LA VIE NUMÉRIQUE EN PÉRIODE  DE PANDÉMIE

LA VIE NUMÉRIQUE EN PÉRIODE DE PANDÉMIE


Par Sylvain Bruneau et Jean-Yves Boillot

La pandémie actuelle met en lumière l’évolution de nos comportements quant à l’utilisation des outils numériques. Elle met en évidence cette mobilité numérique qui semble avoir des effets positifs sur la population en cette période particulière.

La dernière décennie a connu une croissance importante de l’adoption des appareils numériques mobiles par les adultes Québécois. L’usage du téléphone intelligent a connu un bond de 64 % de 2009 à 2019 (passant de 13 % en 2009 à 77 % en 2019) et l’usage de la tablette a augmenté de 48 % entre 2010 et 2019 (passant de 7 % en 2010 à 55 % en 2019).

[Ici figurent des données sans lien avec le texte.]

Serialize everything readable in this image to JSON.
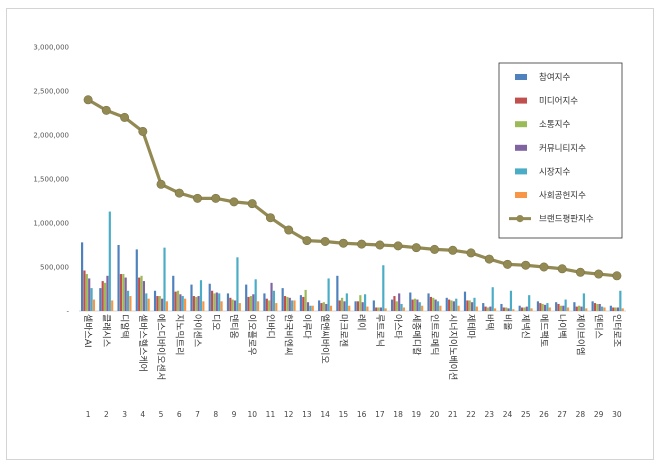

Cependant, cette importante croissance du numérique dans nos vies profite-t-elle à tous les groupes d’âge ? Explorons quelques grandes lignes de la dernière étude du groupe de recherche CEFRIO pour répondre à la question.

Il ressort de cette étude que l’utilisation des différents appareils numériques varie en fonction du groupe d’âge. Les plus jeunes privilégient le téléphone intelligent alors que les plus vieux privilégient la tablette. Voici quelques statistiques. Ce sont 94 % des 18 à 34 ans qui disposent d’un téléphone intelligent ; 87 % chez les 35 à 54 ans ; 46 % chez les 65 ans et plus. Inversement, ce sont 40 % des 18 à 34 ans qui disposent d’une tablette ; 64 % chez les 35 à 54 ans ; 55 % chez les 65 ans et plus.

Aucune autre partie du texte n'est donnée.